White House Suspends Regulations Not Yet Published

On January 20, 2009, White House chief of staff Rahm Emanuel issued a memorandum to all heads of executive agencies and departments instructing them to suspend all regulations not yet published. This suspension will allow President Obama’s new appointees to review the pending regulations.

Under Emanuel’s memorandum, no proposed or final regulation should be sent to the Office of the Federal Register (”OFR”) for publication unless and until it has been reviewed and approved by a department or agency head (or a delegate of the department or agency head) appointed or designated by the President.  In addition, all proposed or final regulations that have not been published in the Federal Register must be withdrawn from the OFR. Finally, department and executive agency heads should consider extending the effective date by 60 days for all regulations that have been published in the Federal Register but have not taken effect. If an extension is given, the agency or department head must immediately reopen the notice-and-comment period for 30 days for all interested parties to provide comments. 

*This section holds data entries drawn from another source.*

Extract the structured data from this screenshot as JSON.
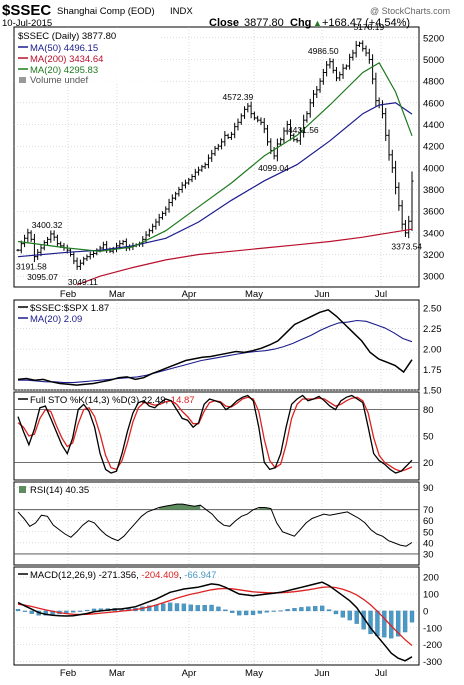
{
  "header": {
    "symbol": "$SSEC",
    "name": "Shanghai Comp (EOD)",
    "exchange": "INDX",
    "date": "10-Jul-2015",
    "close_label": "Close",
    "close_value": "3877.80",
    "chg_label": "Chg",
    "chg_value": "+168.47 (+4.54%)",
    "chg_arrow": "▲",
    "watermark": "@ StockCharts.com"
  },
  "legends": {
    "price_title": "$SSEC (Daily) 3877.80",
    "ma50": "MA(50) 4496.15",
    "ma200": "MA(200) 3434.64",
    "ma20": "MA(20) 4295.83",
    "volume": "Volume undef",
    "ratio_title": "$SSEC:$SPX 1.87",
    "ratio_ma": "MA(20) 2.09",
    "sto_prefix": "Full STO %K(14,3) %D(3) 22.49, ",
    "sto_d": "14.87",
    "rsi": "RSI(14) 40.35",
    "macd_prefix": "MACD(12,26,9) -271.356, ",
    "macd_signal": "-204.409",
    "macd_sep": ", ",
    "macd_hist": "-66.947"
  },
  "x_axis": {
    "months": [
      "Feb",
      "Mar",
      "Apr",
      "May",
      "Jun",
      "Jul"
    ]
  },
  "colors": {
    "price_bar": "#000000",
    "ma50": "#1c1c8c",
    "ma200": "#b8102c",
    "ma20": "#1e7a1e",
    "ratio": "#000000",
    "sto_k": "#000000",
    "sto_d": "#dd2222",
    "rsi_fill": "#5f8c5f",
    "macd_signal": "#dd2222",
    "macd_hist": "#4a9ac8",
    "grid": "#bbbbbb"
  },
  "chart_data": [
    {
      "type": "ohlc",
      "title": "$SSEC (Daily) 3877.80",
      "ylim": [
        2900,
        5300
      ],
      "yticks": [
        3000,
        3200,
        3400,
        3600,
        3800,
        4000,
        4200,
        4400,
        4600,
        4800,
        5000,
        5200
      ],
      "close": [
        3240,
        3300,
        3350,
        3400,
        3340,
        3180,
        3220,
        3260,
        3310,
        3340,
        3390,
        3360,
        3300,
        3280,
        3260,
        3240,
        3200,
        3140,
        3090,
        3120,
        3160,
        3180,
        3200,
        3210,
        3240,
        3260,
        3290,
        3250,
        3230,
        3250,
        3280,
        3300,
        3320,
        3260,
        3270,
        3280,
        3290,
        3300,
        3340,
        3380,
        3420,
        3460,
        3500,
        3540,
        3580,
        3620,
        3680,
        3720,
        3760,
        3800,
        3840,
        3860,
        3890,
        3920,
        3960,
        3980,
        4010,
        4030,
        4090,
        4130,
        4180,
        4200,
        4240,
        4300,
        4280,
        4310,
        4380,
        4420,
        4480,
        4540,
        4570,
        4500,
        4460,
        4440,
        4420,
        4360,
        4240,
        4160,
        4110,
        4220,
        4260,
        4340,
        4400,
        4300,
        4260,
        4250,
        4330,
        4440,
        4500,
        4600,
        4680,
        4720,
        4800,
        4880,
        4950,
        4980,
        4900,
        4830,
        4860,
        4920,
        4940,
        5020,
        5060,
        5130,
        5150,
        5100,
        5060,
        5000,
        4820,
        4620,
        4580,
        4500,
        4300,
        4120,
        4000,
        3820,
        3650,
        3480,
        3400,
        3507,
        3877.8
      ],
      "annotations": [
        {
          "label": "3400.32",
          "value": 3400.32
        },
        {
          "label": "3191.58",
          "value": 3191.58
        },
        {
          "label": "3095.07",
          "value": 3095.07
        },
        {
          "label": "3049.11",
          "value": 3049.11
        },
        {
          "label": "4572.39",
          "value": 4572.39
        },
        {
          "label": "4099.04",
          "value": 4099.04
        },
        {
          "label": "4431.56",
          "value": 4431.56
        },
        {
          "label": "4986.50",
          "value": 4986.5
        },
        {
          "label": "5178.19",
          "value": 5178.19
        },
        {
          "label": "3373.54",
          "value": 3373.54
        }
      ],
      "series": [
        {
          "name": "MA(50) 4496.15",
          "values": [
            [
              0,
              3180
            ],
            [
              15,
              3220
            ],
            [
              25,
              3240
            ],
            [
              35,
              3280
            ],
            [
              45,
              3350
            ],
            [
              55,
              3500
            ],
            [
              65,
              3700
            ],
            [
              75,
              3880
            ],
            [
              85,
              4030
            ],
            [
              95,
              4250
            ],
            [
              105,
              4500
            ],
            [
              110,
              4580
            ],
            [
              115,
              4600
            ],
            [
              120,
              4496
            ]
          ]
        },
        {
          "name": "MA(200) 3434.64",
          "values": [
            [
              18,
              2920
            ],
            [
              25,
              3000
            ],
            [
              35,
              3080
            ],
            [
              45,
              3150
            ],
            [
              55,
              3200
            ],
            [
              65,
              3230
            ],
            [
              75,
              3260
            ],
            [
              85,
              3290
            ],
            [
              95,
              3320
            ],
            [
              105,
              3360
            ],
            [
              115,
              3410
            ],
            [
              120,
              3434
            ]
          ]
        },
        {
          "name": "MA(20) 4295.83",
          "values": [
            [
              0,
              3320
            ],
            [
              15,
              3260
            ],
            [
              25,
              3230
            ],
            [
              35,
              3270
            ],
            [
              45,
              3420
            ],
            [
              55,
              3640
            ],
            [
              65,
              3860
            ],
            [
              75,
              4110
            ],
            [
              85,
              4300
            ],
            [
              95,
              4580
            ],
            [
              105,
              4880
            ],
            [
              110,
              4970
            ],
            [
              115,
              4700
            ],
            [
              120,
              4296
            ]
          ]
        }
      ]
    },
    {
      "type": "line",
      "title": "$SSEC:$SPX 1.87",
      "ylim": [
        1.5,
        2.6
      ],
      "yticks": [
        1.5,
        1.75,
        2.0,
        2.25,
        2.5
      ],
      "series": [
        {
          "name": "$SSEC:$SPX 1.87",
          "values": [
            1.63,
            1.64,
            1.62,
            1.63,
            1.6,
            1.58,
            1.57,
            1.56,
            1.57,
            1.58,
            1.6,
            1.62,
            1.65,
            1.66,
            1.63,
            1.65,
            1.7,
            1.74,
            1.78,
            1.82,
            1.86,
            1.88,
            1.9,
            1.91,
            1.93,
            1.95,
            1.97,
            1.96,
            1.98,
            2.01,
            2.05,
            2.1,
            2.2,
            2.3,
            2.35,
            2.4,
            2.45,
            2.48,
            2.4,
            2.3,
            2.2,
            2.1,
            1.96,
            1.88,
            1.84,
            1.8,
            1.72,
            1.87
          ]
        },
        {
          "name": "MA(20) 2.09",
          "values": [
            1.62,
            1.62,
            1.61,
            1.6,
            1.6,
            1.59,
            1.59,
            1.6,
            1.61,
            1.62,
            1.63,
            1.64,
            1.65,
            1.66,
            1.68,
            1.71,
            1.74,
            1.77,
            1.8,
            1.83,
            1.86,
            1.88,
            1.9,
            1.92,
            1.94,
            1.96,
            1.97,
            1.98,
            2.0,
            2.03,
            2.07,
            2.12,
            2.17,
            2.23,
            2.28,
            2.32,
            2.33,
            2.35,
            2.34,
            2.3,
            2.26,
            2.2,
            2.13,
            2.09
          ]
        }
      ]
    },
    {
      "type": "line",
      "title": "Full STO %K(14,3) %D(3) 22.49, 14.87",
      "ylim": [
        0,
        100
      ],
      "yticks": [
        20,
        50,
        80
      ],
      "series": [
        {
          "name": "%K",
          "values": [
            72,
            55,
            40,
            58,
            82,
            84,
            70,
            55,
            40,
            30,
            48,
            80,
            86,
            78,
            60,
            30,
            12,
            8,
            10,
            30,
            55,
            76,
            88,
            90,
            84,
            82,
            88,
            92,
            90,
            80,
            70,
            68,
            60,
            65,
            86,
            92,
            90,
            88,
            80,
            84,
            90,
            94,
            96,
            90,
            60,
            20,
            12,
            14,
            30,
            60,
            86,
            92,
            96,
            90,
            92,
            95,
            90,
            84,
            80,
            90,
            94,
            96,
            92,
            88,
            60,
            30,
            22,
            18,
            12,
            8,
            10,
            16,
            22.49
          ]
        },
        {
          "name": "%D",
          "values": [
            65,
            60,
            50,
            52,
            70,
            80,
            78,
            62,
            48,
            38,
            42,
            64,
            80,
            82,
            72,
            52,
            28,
            14,
            12,
            22,
            42,
            66,
            82,
            88,
            87,
            85,
            86,
            89,
            90,
            86,
            78,
            72,
            64,
            64,
            78,
            88,
            90,
            89,
            84,
            83,
            87,
            92,
            94,
            92,
            78,
            46,
            22,
            14,
            18,
            40,
            70,
            86,
            92,
            92,
            92,
            93,
            92,
            88,
            84,
            86,
            90,
            93,
            94,
            90,
            76,
            48,
            28,
            20,
            16,
            12,
            10,
            12,
            14.87
          ]
        }
      ]
    },
    {
      "type": "area",
      "title": "RSI(14) 40.35",
      "ylim": [
        20,
        95
      ],
      "yticks": [
        30,
        40,
        50,
        60,
        70,
        90
      ],
      "series": [
        {
          "name": "RSI(14) 40.35",
          "values": [
            68,
            62,
            55,
            58,
            65,
            64,
            56,
            52,
            48,
            45,
            50,
            56,
            60,
            58,
            52,
            47,
            44,
            42,
            46,
            52,
            58,
            64,
            68,
            70,
            72,
            73,
            74,
            75,
            75,
            74,
            73,
            74,
            70,
            66,
            60,
            56,
            55,
            60,
            64,
            66,
            70,
            72,
            72,
            71,
            58,
            50,
            48,
            46,
            52,
            58,
            62,
            64,
            66,
            65,
            66,
            67,
            68,
            65,
            62,
            58,
            52,
            48,
            46,
            42,
            40,
            38,
            37,
            40.35
          ]
        }
      ]
    },
    {
      "type": "line",
      "title": "MACD(12,26,9) -271.356, -204.409, -66.947",
      "ylim": [
        -320,
        260
      ],
      "yticks": [
        200,
        100,
        0,
        -100,
        -200,
        -300
      ],
      "series": [
        {
          "name": "MACD",
          "values": [
            50,
            30,
            10,
            -10,
            -20,
            -25,
            -28,
            -30,
            -28,
            -22,
            -15,
            -5,
            0,
            5,
            10,
            12,
            18,
            25,
            40,
            55,
            70,
            90,
            110,
            120,
            130,
            135,
            140,
            150,
            160,
            155,
            140,
            120,
            100,
            95,
            90,
            95,
            100,
            105,
            110,
            120,
            130,
            140,
            150,
            160,
            170,
            150,
            120,
            90,
            60,
            20,
            -40,
            -100,
            -150,
            -200,
            -250,
            -280,
            -295,
            -271.356
          ]
        },
        {
          "name": "Signal",
          "values": [
            40,
            34,
            26,
            16,
            6,
            -2,
            -10,
            -16,
            -20,
            -21,
            -20,
            -17,
            -13,
            -9,
            -5,
            -1,
            3,
            8,
            15,
            24,
            35,
            48,
            62,
            76,
            88,
            99,
            107,
            116,
            125,
            131,
            133,
            131,
            125,
            119,
            113,
            110,
            108,
            107,
            108,
            110,
            114,
            119,
            125,
            132,
            140,
            142,
            138,
            128,
            114,
            95,
            68,
            36,
            -2,
            -45,
            -89,
            -130,
            -170,
            -204.409
          ]
        },
        {
          "name": "Histogram",
          "values": [
            10,
            -4,
            -16,
            -26,
            -26,
            -23,
            -18,
            -14,
            -8,
            -1,
            5,
            12,
            13,
            14,
            15,
            13,
            15,
            17,
            25,
            31,
            35,
            42,
            48,
            44,
            42,
            36,
            33,
            34,
            35,
            24,
            7,
            -11,
            -25,
            -24,
            -23,
            -15,
            -8,
            -2,
            2,
            10,
            16,
            21,
            25,
            28,
            30,
            8,
            -18,
            -38,
            -54,
            -75,
            -108,
            -136,
            -148,
            -155,
            -161,
            -150,
            -125,
            -66.947
          ]
        }
      ]
    }
  ]
}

These directives contain an exception permitted by the Office of Management and Budget Director for “emergency situations or other urgent circumstances relating to health, safety, environmental, financial, or national security matters.”  In addition, the directives do not apply to any regulations subject to statutory or judicial deadlines.

Among the regulations likely affected by the Emanuel memorandum are the OSHA crane and derrick proposed rule, for which the comment period ended on January 22, 2009, and a pending OSHA rule on confined spaces in construction.